ES Training - Aircrew
This page collects various details on training and acting as an ES aircrew member. See the ES Training basics first.
All aircrew must:
- Be familiar with CAPR 70-1 - CAP Flight Management
- Be familiar with CAPR 60-3 - CAP Emergency Services Training and Operational Missions
- Pass CAPT 117, Part 2 - Aircrew
Some aircrew must complete Introductory Communications User Training (ICUT).
Train to the standards in the appropriate SQTR and have that training signed off in Operations Qualifications in eServices.
Training materials specific to MS, MO and MP roles are available from the National Emergency Services Academy (NESA). Task guides list information about each line item in the SQTRs. The "text" is the textbook for learning the specialty qualification. The slides are the National-approved training material, though use of this specific material is not required.
MS, MO and MP training may be taught by any qualified evaluator but participation in a larger organized training event is strongly recommended.
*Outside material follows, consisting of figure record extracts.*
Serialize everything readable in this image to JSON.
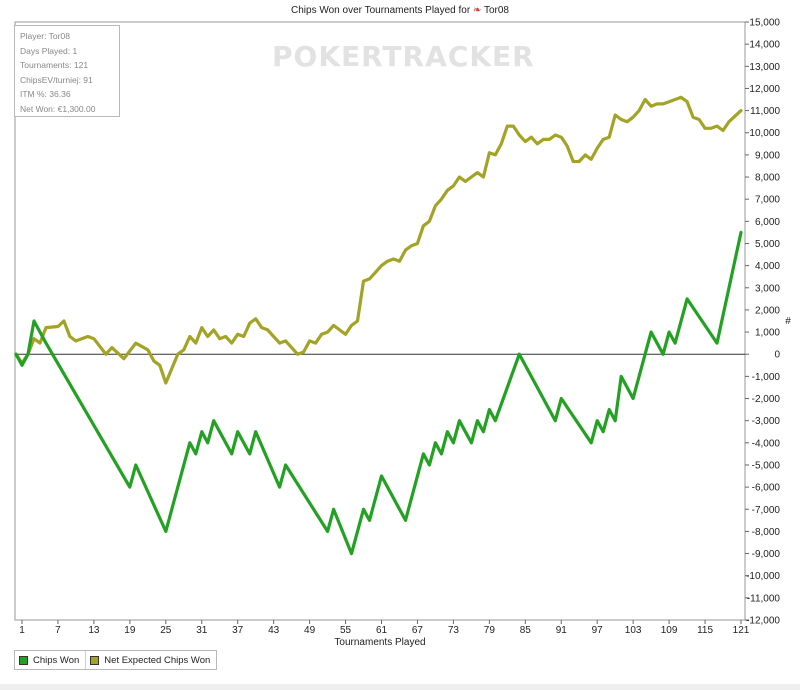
{
  "chart_data": {
    "type": "line",
    "title": "Chips Won over Tournaments Played for",
    "title_player": "Tor08",
    "xlabel": "Tournaments Played",
    "ylabel": "#",
    "xlim": [
      1,
      121
    ],
    "ylim": [
      -12000,
      15000
    ],
    "x_ticks": [
      1,
      7,
      13,
      19,
      25,
      31,
      37,
      43,
      49,
      55,
      61,
      67,
      73,
      79,
      85,
      91,
      97,
      103,
      109,
      115,
      121
    ],
    "y_ticks": [
      15000,
      14000,
      13000,
      12000,
      11000,
      10000,
      9000,
      8000,
      7000,
      6000,
      5000,
      4000,
      3000,
      2000,
      1000,
      0,
      -1000,
      -2000,
      -3000,
      -4000,
      -5000,
      -6000,
      -7000,
      -8000,
      -9000,
      -10000,
      -11000,
      -12000
    ],
    "y_tick_labels": [
      "15,000",
      "14,000",
      "13,000",
      "12,000",
      "11,000",
      "10,000",
      "9,000",
      "8,000",
      "7,000",
      "6,000",
      "5,000",
      "4,000",
      "3,000",
      "2,000",
      "1,000",
      "0",
      "-1,000",
      "-2,000",
      "-3,000",
      "-4,000",
      "-5,000",
      "-6,000",
      "-7,000",
      "-8,000",
      "-9,000",
      "-10,000",
      "-11,000",
      "-12,000"
    ],
    "legend_position": "bottom-left",
    "series": [
      {
        "name": "Chips Won",
        "color": "#22a122",
        "points": [
          [
            0,
            0
          ],
          [
            1,
            -500
          ],
          [
            2,
            0
          ],
          [
            3,
            1500
          ],
          [
            4,
            1000
          ],
          [
            5,
            500
          ],
          [
            19,
            -6000
          ],
          [
            20,
            -5000
          ],
          [
            25,
            -8000
          ],
          [
            29,
            -4000
          ],
          [
            30,
            -4500
          ],
          [
            31,
            -3500
          ],
          [
            32,
            -4000
          ],
          [
            33,
            -3000
          ],
          [
            36,
            -4500
          ],
          [
            37,
            -3500
          ],
          [
            39,
            -4500
          ],
          [
            40,
            -3500
          ],
          [
            44,
            -6000
          ],
          [
            45,
            -5000
          ],
          [
            52,
            -8000
          ],
          [
            53,
            -7000
          ],
          [
            56,
            -9000
          ],
          [
            58,
            -7000
          ],
          [
            59,
            -7500
          ],
          [
            61,
            -5500
          ],
          [
            65,
            -7500
          ],
          [
            68,
            -4500
          ],
          [
            69,
            -5000
          ],
          [
            70,
            -4000
          ],
          [
            71,
            -4500
          ],
          [
            72,
            -3500
          ],
          [
            73,
            -4000
          ],
          [
            74,
            -3000
          ],
          [
            76,
            -4000
          ],
          [
            77,
            -3000
          ],
          [
            78,
            -3500
          ],
          [
            79,
            -2500
          ],
          [
            80,
            -3000
          ],
          [
            84,
            0
          ],
          [
            90,
            -3000
          ],
          [
            91,
            -2000
          ],
          [
            96,
            -4000
          ],
          [
            97,
            -3000
          ],
          [
            98,
            -3500
          ],
          [
            99,
            -2500
          ],
          [
            100,
            -3000
          ],
          [
            101,
            -1000
          ],
          [
            103,
            -2000
          ],
          [
            106,
            1000
          ],
          [
            108,
            0
          ],
          [
            109,
            1000
          ],
          [
            110,
            500
          ],
          [
            112,
            2500
          ],
          [
            117,
            500
          ],
          [
            121,
            5500
          ]
        ]
      },
      {
        "name": "Net Expected Chips Won",
        "color": "#a3a326",
        "points": [
          [
            0,
            0
          ],
          [
            1,
            -400
          ],
          [
            2,
            0
          ],
          [
            3,
            700
          ],
          [
            4,
            500
          ],
          [
            5,
            1200
          ],
          [
            7,
            1250
          ],
          [
            8,
            1500
          ],
          [
            9,
            800
          ],
          [
            10,
            600
          ],
          [
            12,
            800
          ],
          [
            13,
            700
          ],
          [
            15,
            0
          ],
          [
            16,
            300
          ],
          [
            18,
            -200
          ],
          [
            20,
            500
          ],
          [
            22,
            200
          ],
          [
            23,
            -300
          ],
          [
            24,
            -500
          ],
          [
            25,
            -1300
          ],
          [
            27,
            0
          ],
          [
            28,
            200
          ],
          [
            29,
            800
          ],
          [
            30,
            500
          ],
          [
            31,
            1200
          ],
          [
            32,
            800
          ],
          [
            33,
            1100
          ],
          [
            34,
            700
          ],
          [
            35,
            800
          ],
          [
            36,
            500
          ],
          [
            37,
            900
          ],
          [
            38,
            800
          ],
          [
            39,
            1400
          ],
          [
            40,
            1600
          ],
          [
            41,
            1200
          ],
          [
            42,
            1100
          ],
          [
            43,
            800
          ],
          [
            44,
            500
          ],
          [
            45,
            600
          ],
          [
            47,
            0
          ],
          [
            48,
            100
          ],
          [
            49,
            600
          ],
          [
            50,
            500
          ],
          [
            51,
            900
          ],
          [
            52,
            1000
          ],
          [
            53,
            1300
          ],
          [
            54,
            1100
          ],
          [
            55,
            900
          ],
          [
            56,
            1300
          ],
          [
            57,
            1500
          ],
          [
            58,
            3300
          ],
          [
            59,
            3400
          ],
          [
            60,
            3700
          ],
          [
            61,
            4000
          ],
          [
            62,
            4200
          ],
          [
            63,
            4300
          ],
          [
            64,
            4200
          ],
          [
            65,
            4700
          ],
          [
            66,
            4900
          ],
          [
            67,
            5000
          ],
          [
            68,
            5800
          ],
          [
            69,
            6000
          ],
          [
            70,
            6700
          ],
          [
            71,
            7000
          ],
          [
            72,
            7400
          ],
          [
            73,
            7600
          ],
          [
            74,
            8000
          ],
          [
            75,
            7800
          ],
          [
            76,
            8000
          ],
          [
            77,
            8200
          ],
          [
            78,
            8000
          ],
          [
            79,
            9100
          ],
          [
            80,
            9000
          ],
          [
            81,
            9500
          ],
          [
            82,
            10300
          ],
          [
            83,
            10300
          ],
          [
            84,
            9900
          ],
          [
            85,
            9600
          ],
          [
            86,
            9800
          ],
          [
            87,
            9500
          ],
          [
            88,
            9700
          ],
          [
            89,
            9700
          ],
          [
            90,
            9900
          ],
          [
            91,
            9800
          ],
          [
            92,
            9400
          ],
          [
            93,
            8700
          ],
          [
            94,
            8700
          ],
          [
            95,
            9000
          ],
          [
            96,
            8800
          ],
          [
            97,
            9300
          ],
          [
            98,
            9700
          ],
          [
            99,
            9800
          ],
          [
            100,
            10800
          ],
          [
            101,
            10600
          ],
          [
            102,
            10500
          ],
          [
            103,
            10700
          ],
          [
            104,
            11000
          ],
          [
            105,
            11500
          ],
          [
            106,
            11200
          ],
          [
            107,
            11300
          ],
          [
            108,
            11300
          ],
          [
            109,
            11400
          ],
          [
            110,
            11500
          ],
          [
            111,
            11600
          ],
          [
            112,
            11400
          ],
          [
            113,
            10700
          ],
          [
            114,
            10600
          ],
          [
            115,
            10200
          ],
          [
            116,
            10200
          ],
          [
            117,
            10300
          ],
          [
            118,
            10100
          ],
          [
            119,
            10500
          ],
          [
            121,
            11000
          ]
        ]
      }
    ]
  },
  "info_box": {
    "player": "Player: Tor08",
    "days_played": "Days Played: 1",
    "tournaments": "Tournaments: 121",
    "chipsev": "ChipsEV/turniej: 91",
    "itm": "ITM %: 36.36",
    "net_won": "Net Won: €1,300.00"
  },
  "watermark": "POKERTRACKER",
  "legend": {
    "items": [
      {
        "label": "Chips Won",
        "color": "#22a122"
      },
      {
        "label": "Net Expected Chips Won",
        "color": "#a3a326"
      }
    ]
  }
}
This will expose you to the mission base environment and part of the pace at which operations run.
Every aircrew member should have:
- Fire-resistant flight suit and boots with appropriate accoutrements (i.e., nametag, grade insignia, command patch, US flag as noted in CAPM 39-1)
- Survival equipment (e.g., vest)
- Gridded aviation charts
- Appropriate chceklists and forms with writing utensil
- Aviation ruler or plotter
- Up-to-date 101 card and CAPID
While CAP National allows nearly any CAP uniform to be used when flying, SAR/DR missions and training should always be done with proper safety clothing. A Nomex flight suit is highly recommended and is the standard for every aircrew member in Washington Wing.
Air Search in Washington State - WSDOT
Per state statute, actual air search for location of missing aircraft and electronic locator transmitters (ELTs) is managed by the Washington State Department of Transportation Aviation Division (WSDOT). Most air search personnel, aircraft and trainers qualified by WSDOT are CAP members. Any aircrew wishing to perform actual air search must take training courses taught by WSDOT qualified instructors.
Because CAP members are most of WSDOT's volunteer personnel, you can receive both WSDOT and CAP qualification. Washington Wing (WAWG) holds annual training in conjunction with WSDOT and these classes, consisting of classroom and flight training, are highly recommended. As of 2014, aircrew training tends to be held in the early part of the calendar year. Non-WSDOT emergency worker card holders must take an introduction course, usually held near the end of the year.
There are still many opportunities for CAP aircrews beyond actual air search. CAP aircrews may perform any CAP mission other than actual air search, such as training/exercises, homeland security, counterdrug and cadet/teacher orientation flights.